The City Council on Monday night unanimously approved a conditional use permit for the institute to buy a building just off Hwy. 13 at 12th Avenue.
It will be used to bury Muslims in the Garden of Eden Cemetery, which is two blocks away from the funeral home, said Mohamed Elakkad, a director of the nonprofit Islamic Institute of Minnesota, which owns the cemetery and will buy the building in Burnsville.
Several council members voiced their convictions at the meeting that communities must provide places for all people to exercise religious beliefs. Elakkad thanked them on behalf of the Muslim community.
The funeral home will be used for the sacred Islamic ritual of washing the dead. Until the space is ready, the Muslims will continue to use their only other metro washroom, in a mosque in Columbia Heights.
In Minnesota, also home to many Hmong people, the emergence of new ethnic funeral homes has displayed, in brick and mortar, the state's changing demographics. Elakkad estimated there are about 700 Muslims in Burnsville and 142,000 statewide.
"When there is enough population, we will open a second [Islamic] cemetery," he said after the City Council meeting Monday night. The institute also owns a cemetery in White Bear Lake but doesn't use it yet.
The institute also owns two cemeteries that are used by all denominations: Pleasantview Cemetery, next to Garden of Eden in Burnsville, and Evergreen Cemetery in Roseville.

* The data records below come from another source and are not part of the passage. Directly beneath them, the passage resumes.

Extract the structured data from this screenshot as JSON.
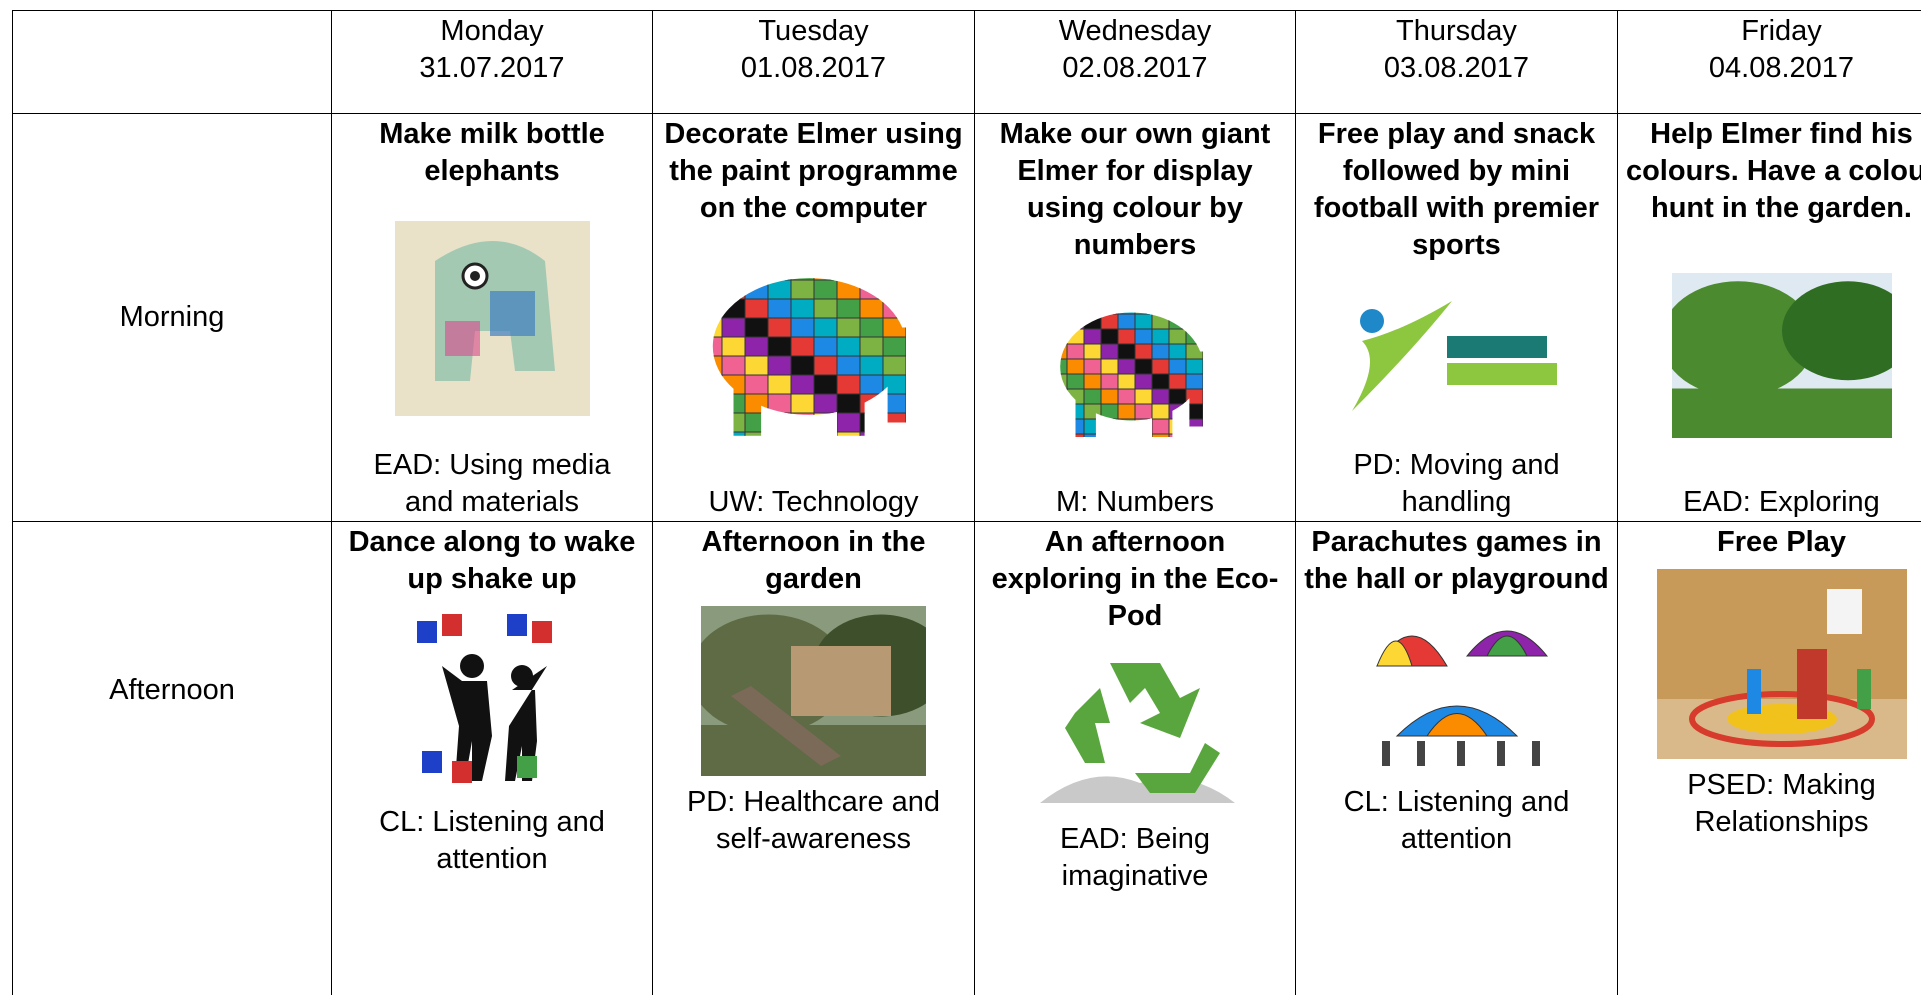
{
  "header": {
    "days": [
      {
        "day": "Monday",
        "date": "31.07.2017"
      },
      {
        "day": "Tuesday",
        "date": "01.08.2017"
      },
      {
        "day": "Wednesday",
        "date": "02.08.2017"
      },
      {
        "day": "Thursday",
        "date": "03.08.2017"
      },
      {
        "day": "Friday",
        "date": "04.08.2017"
      }
    ]
  },
  "rows": [
    {
      "label": "Morning",
      "cells": [
        {
          "activity": "Make milk bottle elephants",
          "area": "EAD: Using media and materials"
        },
        {
          "activity": "Decorate Elmer using the paint programme on the computer",
          "area": "UW: Technology"
        },
        {
          "activity": "Make our own giant Elmer for display using colour by numbers",
          "area": "M: Numbers"
        },
        {
          "activity": "Free play and snack followed by mini football with premier sports",
          "area": "PD: Moving and handling"
        },
        {
          "activity": "Help Elmer find his colours. Have a colour hunt in the garden.",
          "area": "EAD: Exploring"
        }
      ]
    },
    {
      "label": "Afternoon",
      "cells": [
        {
          "activity": "Dance along to wake up shake up",
          "area": "CL: Listening and attention"
        },
        {
          "activity": "Afternoon in the garden",
          "area": "PD: Healthcare and self-awareness"
        },
        {
          "activity": "An afternoon exploring in the Eco-Pod",
          "area": "EAD: Being imaginative"
        },
        {
          "activity": "Parachutes games in the hall or playground",
          "area": "CL: Listening and attention"
        },
        {
          "activity": "Free Play",
          "area": "PSED: Making Relationships"
        }
      ]
    }
  ]
}
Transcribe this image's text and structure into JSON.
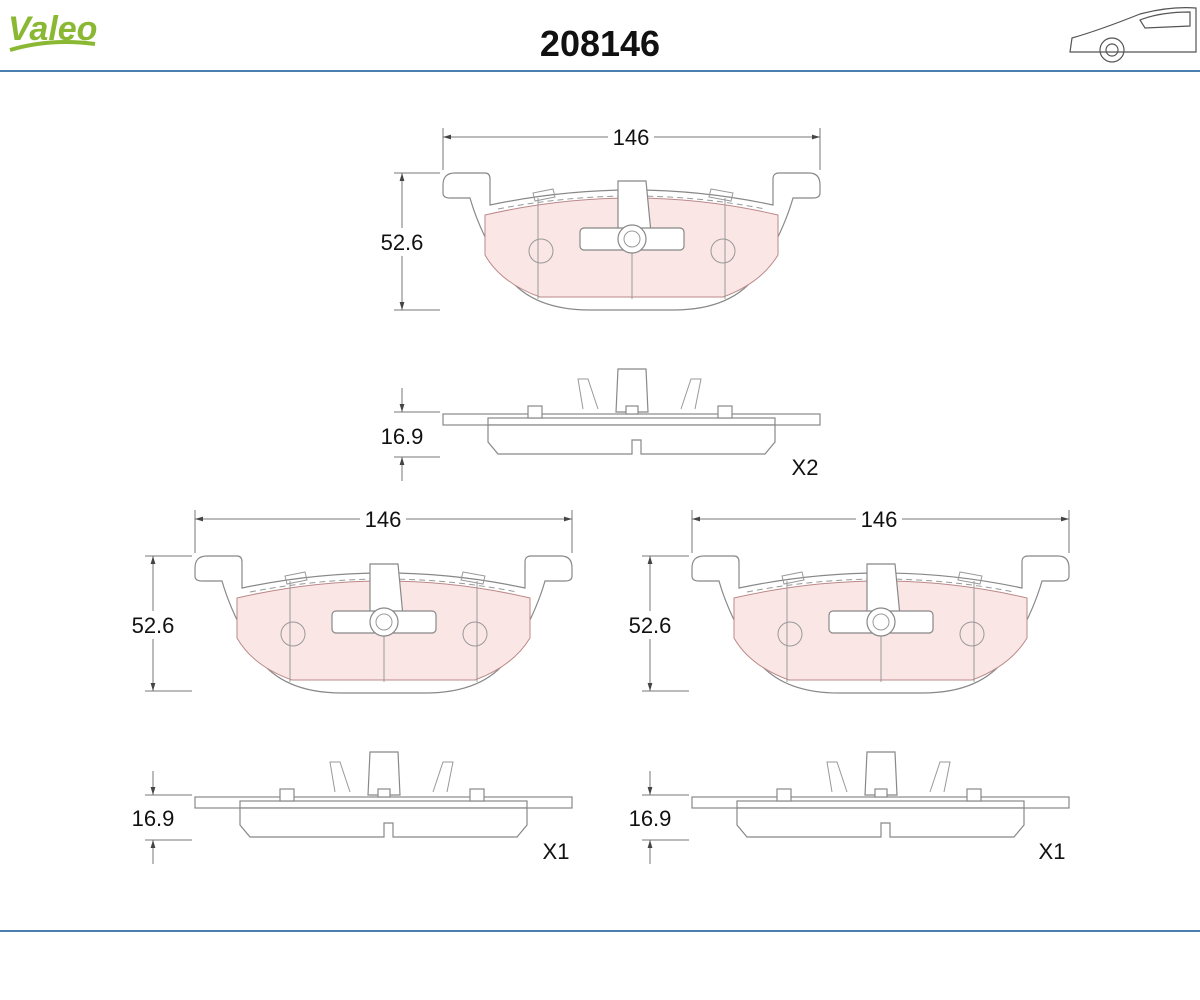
{
  "header": {
    "brand": "Valeo",
    "part_number": "208146"
  },
  "drawings": [
    {
      "width": 146,
      "height": 52.6,
      "thickness": 16.9,
      "quantity": "X2"
    },
    {
      "width": 146,
      "height": 52.6,
      "thickness": 16.9,
      "quantity": "X1"
    },
    {
      "width": 146,
      "height": 52.6,
      "thickness": 16.9,
      "quantity": "X1"
    }
  ]
}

Muslims try to bury their dead within six hours of death, using a bottomless vault with the deceased facing Mecca, according to Islamic belief. It is against Islamic belief to embalm bodies, so the body is wrapped in a kafan, or shroud, which is usually three layers of white cloth.
The Minnesota Health Department has worked closely with the Minnesota Islamic Cemetery Association to meet the cultural needs of Islamic rites and customs used to bury the dead.
The new mosque and funeral home will not be used for funeral gatherings, but for the ceremonial washing, for prayer services that typically occur midday on Fridays and for children's weekend classes. It will also be used for two important Islamic feasts a year.
Elakkad assured council members that there would be no outdoor calls to prayer or bells.